O Conselho dos Ministros aprovou um novo decreto maltempo com um conjunto de medidas destinadas a mitigar os impactos dos recentes eventos meteorológicos. As intervenções visam proteger famílias, trabalhadores, agricultores e empresas afetadas, alinhando a resposta do Estado com a necessidade prática de reconstrução e prevenção — a etapa de erguer os alicerces da lei para que a sociedade volte a funcionar.
Entre as principais disposições, o decreto estabelece a suspensão dos prazos relativos a obrigações e pagamentos tributários e contributivos até 30 de abril de 2026. Os pagamentos suspensos deverão ser realizados, sem aplicação de sanções e juros, em uma única solução até 10 de outubro de 2026. Em paralelo, é prevista a suspensão das prescrições das autorizações ambientais que regulam a gestão de instalações e infraestruturas atingidas pelos eventos extremos até 18 de janeiro de 2027.
Para os trabalhadores, o decreto prevê, até 30 de abril de 2026 e dentro do limite de despesa de 37,6 milhões de euros, uma integração ao rendimento com correspondente contribuição figurativa para os empregados do setor privado, inclusive trabalhadores agrícolas. Além disso, contempla-se uma indemnização única de 500 euros (no limite global de 78,8 milhões de euros) para colaboradores coordenados e contínuos, titulares de agência e representação comercial, trabalhadores autônomos e profissionais que tiveram de suspender atividades devido aos eventos meteorológicos.
As empresas beneficiam de suspensão de prazos até 31 de março de 2026, sem aplicação de sanções e juros. Há também medidas específicas: apoio de 120 milhões de euros para o setor agrícola, da pesca e da aquicultura em 2026; 5 milhões de euros destinados ao relançamento do turismo; e a possibilidade de que as regiões atingidas pelo ciclone Harry recorram, no triênio 2026-2028, a contratos de trabalho a termo certo para preencher vagas nas estruturas regionais de proteção civil.

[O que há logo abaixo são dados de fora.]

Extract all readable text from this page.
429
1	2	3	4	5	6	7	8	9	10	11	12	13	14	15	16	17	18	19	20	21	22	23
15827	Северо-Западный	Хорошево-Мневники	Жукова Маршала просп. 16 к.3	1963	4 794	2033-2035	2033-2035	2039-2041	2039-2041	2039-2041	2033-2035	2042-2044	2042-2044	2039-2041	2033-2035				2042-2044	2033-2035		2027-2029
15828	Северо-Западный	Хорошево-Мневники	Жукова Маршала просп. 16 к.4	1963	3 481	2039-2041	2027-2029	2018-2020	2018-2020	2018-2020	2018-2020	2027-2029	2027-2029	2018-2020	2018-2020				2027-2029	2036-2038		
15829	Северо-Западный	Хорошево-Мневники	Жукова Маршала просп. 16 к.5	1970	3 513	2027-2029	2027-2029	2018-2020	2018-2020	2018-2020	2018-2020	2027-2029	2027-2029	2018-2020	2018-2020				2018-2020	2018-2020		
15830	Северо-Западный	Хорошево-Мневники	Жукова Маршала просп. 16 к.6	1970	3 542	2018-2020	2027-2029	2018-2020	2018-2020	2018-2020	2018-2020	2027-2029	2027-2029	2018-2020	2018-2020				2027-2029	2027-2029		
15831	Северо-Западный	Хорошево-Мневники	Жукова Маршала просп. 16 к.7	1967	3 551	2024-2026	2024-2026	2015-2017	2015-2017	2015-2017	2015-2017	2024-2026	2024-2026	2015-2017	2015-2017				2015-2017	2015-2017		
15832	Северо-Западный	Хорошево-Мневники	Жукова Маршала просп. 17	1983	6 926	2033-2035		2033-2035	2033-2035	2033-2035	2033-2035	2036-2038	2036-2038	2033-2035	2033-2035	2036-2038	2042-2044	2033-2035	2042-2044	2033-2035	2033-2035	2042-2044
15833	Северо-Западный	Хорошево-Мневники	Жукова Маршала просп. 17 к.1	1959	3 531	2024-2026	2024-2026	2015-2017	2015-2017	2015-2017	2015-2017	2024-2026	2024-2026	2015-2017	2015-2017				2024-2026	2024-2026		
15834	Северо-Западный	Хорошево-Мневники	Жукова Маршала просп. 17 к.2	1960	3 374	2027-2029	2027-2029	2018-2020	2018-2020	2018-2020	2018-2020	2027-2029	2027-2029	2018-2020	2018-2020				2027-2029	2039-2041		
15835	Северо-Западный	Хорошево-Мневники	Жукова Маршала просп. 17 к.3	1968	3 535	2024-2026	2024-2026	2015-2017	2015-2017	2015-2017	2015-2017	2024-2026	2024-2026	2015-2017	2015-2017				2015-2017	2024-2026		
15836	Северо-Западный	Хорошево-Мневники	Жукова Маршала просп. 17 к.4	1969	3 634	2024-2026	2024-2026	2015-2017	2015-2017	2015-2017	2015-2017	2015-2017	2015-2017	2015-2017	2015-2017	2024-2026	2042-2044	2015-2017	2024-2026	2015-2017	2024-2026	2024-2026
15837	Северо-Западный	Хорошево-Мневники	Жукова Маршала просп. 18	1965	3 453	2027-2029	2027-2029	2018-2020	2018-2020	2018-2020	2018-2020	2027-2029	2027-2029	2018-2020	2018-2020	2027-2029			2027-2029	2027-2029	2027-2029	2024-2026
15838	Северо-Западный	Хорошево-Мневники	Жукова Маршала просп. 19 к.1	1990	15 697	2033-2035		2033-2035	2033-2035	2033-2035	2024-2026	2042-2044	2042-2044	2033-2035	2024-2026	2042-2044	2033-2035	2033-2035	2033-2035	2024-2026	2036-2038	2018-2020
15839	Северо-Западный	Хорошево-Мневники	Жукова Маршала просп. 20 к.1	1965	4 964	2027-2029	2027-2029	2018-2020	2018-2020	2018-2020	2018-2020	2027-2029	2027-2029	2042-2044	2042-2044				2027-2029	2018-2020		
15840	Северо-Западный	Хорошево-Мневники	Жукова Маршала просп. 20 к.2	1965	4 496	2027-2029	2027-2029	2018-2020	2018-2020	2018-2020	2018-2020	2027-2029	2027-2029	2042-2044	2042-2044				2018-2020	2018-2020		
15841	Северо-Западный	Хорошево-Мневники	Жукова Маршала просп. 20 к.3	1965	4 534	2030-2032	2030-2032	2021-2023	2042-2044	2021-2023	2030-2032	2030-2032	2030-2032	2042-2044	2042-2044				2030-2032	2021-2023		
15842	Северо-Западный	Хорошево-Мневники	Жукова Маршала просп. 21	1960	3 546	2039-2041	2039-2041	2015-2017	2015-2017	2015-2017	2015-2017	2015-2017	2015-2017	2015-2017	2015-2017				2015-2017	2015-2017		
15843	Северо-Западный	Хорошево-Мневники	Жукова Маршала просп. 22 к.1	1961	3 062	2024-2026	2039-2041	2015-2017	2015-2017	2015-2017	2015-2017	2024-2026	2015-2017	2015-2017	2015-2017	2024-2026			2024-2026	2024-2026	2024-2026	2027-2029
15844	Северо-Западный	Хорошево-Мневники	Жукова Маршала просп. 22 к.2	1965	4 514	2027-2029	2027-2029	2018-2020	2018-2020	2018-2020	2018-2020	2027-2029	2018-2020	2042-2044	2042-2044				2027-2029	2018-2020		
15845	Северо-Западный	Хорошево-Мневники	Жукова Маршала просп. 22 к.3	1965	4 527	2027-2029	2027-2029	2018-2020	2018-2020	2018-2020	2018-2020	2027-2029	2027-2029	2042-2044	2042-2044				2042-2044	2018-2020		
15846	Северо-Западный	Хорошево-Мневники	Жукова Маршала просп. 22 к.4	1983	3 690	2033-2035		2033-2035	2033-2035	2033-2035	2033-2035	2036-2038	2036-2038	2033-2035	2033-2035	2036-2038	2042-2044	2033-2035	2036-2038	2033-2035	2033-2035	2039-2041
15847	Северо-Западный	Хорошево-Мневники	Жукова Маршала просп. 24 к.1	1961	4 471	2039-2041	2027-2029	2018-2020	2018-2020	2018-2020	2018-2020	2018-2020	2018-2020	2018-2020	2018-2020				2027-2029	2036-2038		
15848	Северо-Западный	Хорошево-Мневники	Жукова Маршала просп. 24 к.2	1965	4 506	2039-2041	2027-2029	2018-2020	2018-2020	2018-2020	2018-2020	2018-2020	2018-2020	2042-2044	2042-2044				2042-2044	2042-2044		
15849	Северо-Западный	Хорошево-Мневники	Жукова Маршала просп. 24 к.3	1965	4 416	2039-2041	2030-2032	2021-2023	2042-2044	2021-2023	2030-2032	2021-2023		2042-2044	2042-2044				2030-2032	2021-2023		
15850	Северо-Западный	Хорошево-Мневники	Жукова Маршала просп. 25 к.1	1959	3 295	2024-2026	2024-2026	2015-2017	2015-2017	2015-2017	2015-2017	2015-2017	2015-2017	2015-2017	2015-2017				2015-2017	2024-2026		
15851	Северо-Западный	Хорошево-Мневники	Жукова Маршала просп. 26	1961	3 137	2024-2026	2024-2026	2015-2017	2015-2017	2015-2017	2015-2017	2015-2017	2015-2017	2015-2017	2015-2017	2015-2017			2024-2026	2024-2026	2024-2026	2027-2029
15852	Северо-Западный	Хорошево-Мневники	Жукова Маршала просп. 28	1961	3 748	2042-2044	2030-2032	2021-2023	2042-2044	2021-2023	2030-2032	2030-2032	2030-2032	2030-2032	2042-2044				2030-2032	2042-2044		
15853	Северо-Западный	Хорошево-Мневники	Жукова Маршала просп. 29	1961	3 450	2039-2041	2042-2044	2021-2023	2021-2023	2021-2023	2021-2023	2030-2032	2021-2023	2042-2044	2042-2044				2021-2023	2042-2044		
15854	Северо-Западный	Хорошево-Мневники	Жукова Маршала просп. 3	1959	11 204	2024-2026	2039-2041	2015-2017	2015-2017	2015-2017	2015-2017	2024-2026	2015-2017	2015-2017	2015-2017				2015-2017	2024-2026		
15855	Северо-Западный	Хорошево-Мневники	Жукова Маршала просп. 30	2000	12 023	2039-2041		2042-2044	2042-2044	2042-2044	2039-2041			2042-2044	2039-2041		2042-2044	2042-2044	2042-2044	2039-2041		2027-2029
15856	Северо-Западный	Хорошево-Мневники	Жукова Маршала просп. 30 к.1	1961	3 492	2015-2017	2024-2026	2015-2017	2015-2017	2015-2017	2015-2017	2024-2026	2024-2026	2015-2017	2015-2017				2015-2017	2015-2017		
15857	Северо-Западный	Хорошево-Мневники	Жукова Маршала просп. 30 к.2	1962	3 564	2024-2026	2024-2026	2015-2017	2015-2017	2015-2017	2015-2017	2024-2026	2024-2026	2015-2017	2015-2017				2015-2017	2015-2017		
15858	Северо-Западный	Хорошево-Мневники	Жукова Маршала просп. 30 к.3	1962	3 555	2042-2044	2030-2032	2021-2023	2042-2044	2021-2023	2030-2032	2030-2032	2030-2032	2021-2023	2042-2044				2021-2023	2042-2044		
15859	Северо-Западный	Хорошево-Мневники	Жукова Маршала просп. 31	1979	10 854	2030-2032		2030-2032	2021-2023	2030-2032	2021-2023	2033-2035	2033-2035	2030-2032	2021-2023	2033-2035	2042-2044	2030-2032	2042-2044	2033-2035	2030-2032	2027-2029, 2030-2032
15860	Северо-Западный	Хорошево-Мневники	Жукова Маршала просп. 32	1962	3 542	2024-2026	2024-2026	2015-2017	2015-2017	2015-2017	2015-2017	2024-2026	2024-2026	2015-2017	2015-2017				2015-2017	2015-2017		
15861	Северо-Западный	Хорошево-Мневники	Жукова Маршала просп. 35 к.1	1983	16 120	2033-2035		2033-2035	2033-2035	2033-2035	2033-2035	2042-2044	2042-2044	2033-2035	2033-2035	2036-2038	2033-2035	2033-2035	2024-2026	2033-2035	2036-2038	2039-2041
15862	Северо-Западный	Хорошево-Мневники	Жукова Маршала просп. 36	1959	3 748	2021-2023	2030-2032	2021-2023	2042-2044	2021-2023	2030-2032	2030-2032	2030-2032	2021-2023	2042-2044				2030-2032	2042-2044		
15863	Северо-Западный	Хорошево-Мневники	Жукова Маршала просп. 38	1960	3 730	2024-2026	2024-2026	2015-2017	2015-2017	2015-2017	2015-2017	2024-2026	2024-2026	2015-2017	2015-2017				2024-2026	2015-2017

O governo informa que, desde o início da emergência, já colocou à disposição mais de 1,2 bilhões de euros e que o novo DL maltempo prevê intervenções adicionais para empresas e cidadãos. Entre as medidas de caráter local, estão previstos 150 milhões de euros para o município de Niscemi, com autorização para realizar intervenções estruturais de prevenção e redução do risco hidráulico e hidrogeológico. Será possível estabelecer um ou mais programas de demolição de edifícios, públicos e privados, incluídos na área de fratura e na faixa de respeito, acompanhados de contribuições para os proprietários dos imóveis demolidos.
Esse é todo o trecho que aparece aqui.